A.H.: Existe una posible analogía o cruce entre las rutas reales y los caminos que están omnipresentes en Perder el juicio, pero también en Precoz (Mardulce, 2015), pues son todos caminos sinuosos que serpentean, que están siempre al borde de un abismo, repleto de pedruscos, piedras, bancos de arena, ríos. Hay toda una geografía aquí también. En la escritura existe una especie de cartografía limítrofe de las rutas. Mucho más que en Precoz, en Perder el juicio aparece toda la novela en un recorrido. Creo que sí, que se podría hacer, según lo que planteas vos, un camino o un mapa sobre cuáles son las rutas de la escritura. La escritura también permite el tránsito por caminos difíciles, nocturnos, peligrosos. La escritura los transita conectándose con un mapa cerrado, donde esas rutas pertenecen a un paisaje inventado, un lugar que no existe y está ahí.
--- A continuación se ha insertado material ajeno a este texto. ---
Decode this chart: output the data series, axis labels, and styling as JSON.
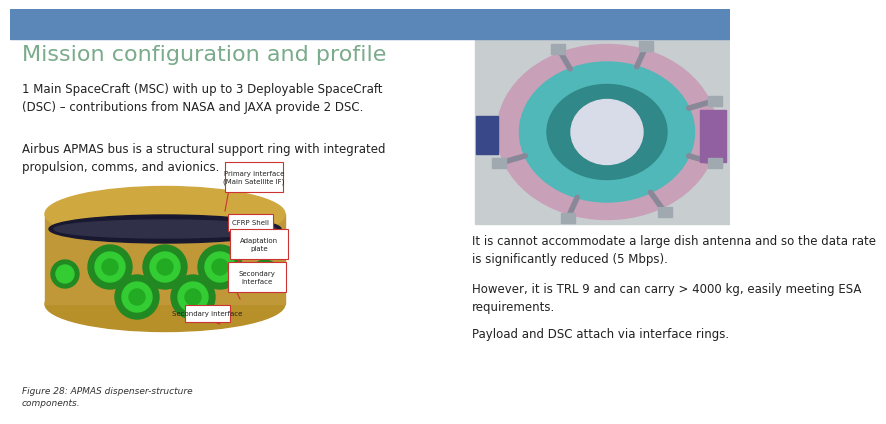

C.C.: Ya para finalizar, me mudo a otro espacio de tránsito valioso. En otras entrevistas dices que «un artista no se puede reducir ni a su identidad, ni a su ideología, ni a su género» Si la libertad de la escritura no reduce, sino multiplica lo imposible ¿Hasta dónde puede llegar el poder de una escritora?
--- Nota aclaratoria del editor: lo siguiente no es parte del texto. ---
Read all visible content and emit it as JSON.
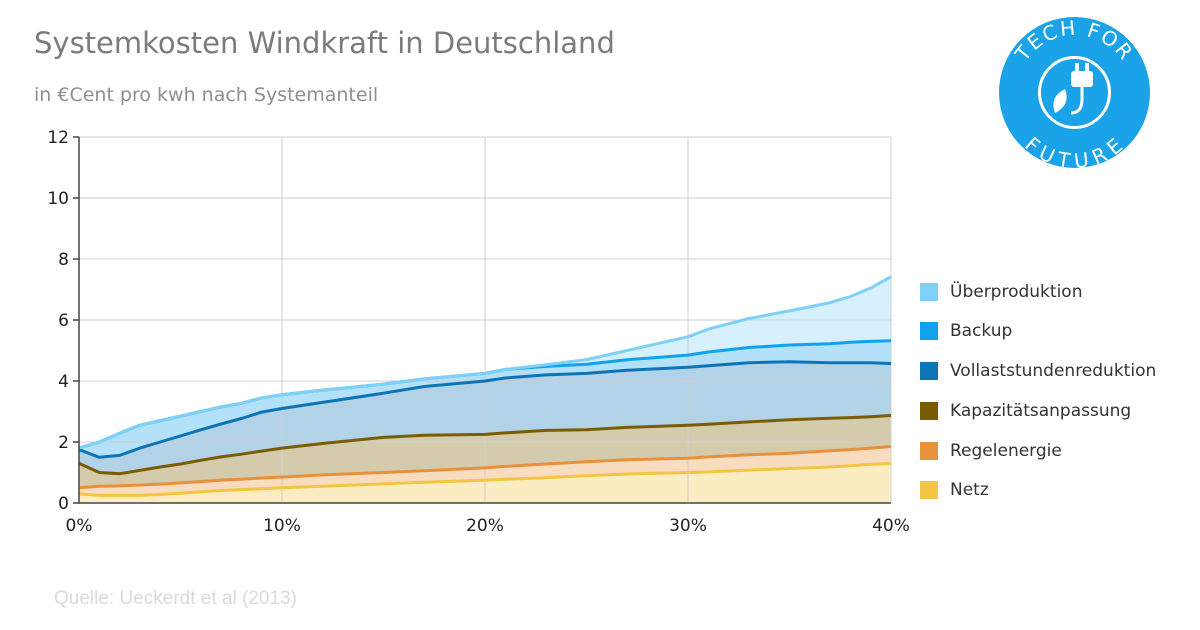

A.H.: Como lo dije antes, por su puesto, una artista o una escritora no se puede reducir o pensar únicamente desde el género, la identidad, la religión, la sexualidad, ni nada, pues no se puede reducir. No tiene sentido. La escritura es lo contrario a la identidad. La escritura abre la identidad, la niega, la refuta. La escritura es multi-identitaria y a mí ni siquiera me gusta la palabra identidad. Estoy segura de que una persona es infeliz cuando es catalogada de una sola forma. Está de moda, por muchas razones, pero una persona que solo es algo, es absolutamente imposible. Es como una cárcel, como un infierno, una condena, una punición. Estoy segura de que en las sombras y en la oscuridad, en la clandestinidad, alguien es otro, y quizás su contexto es lo contrario. Una persona que se congela y se cristaliza, representando una sola existencia, es aburridamente repetitiva. Es como estar en un día eterno, que permanece igual. Lo que hacen la novela y el arte es abrir, implosionar y destruir totalmente los sentidos. Generan desconcierto, misterio en la identidad. Aquí, la escritura no tiene límites.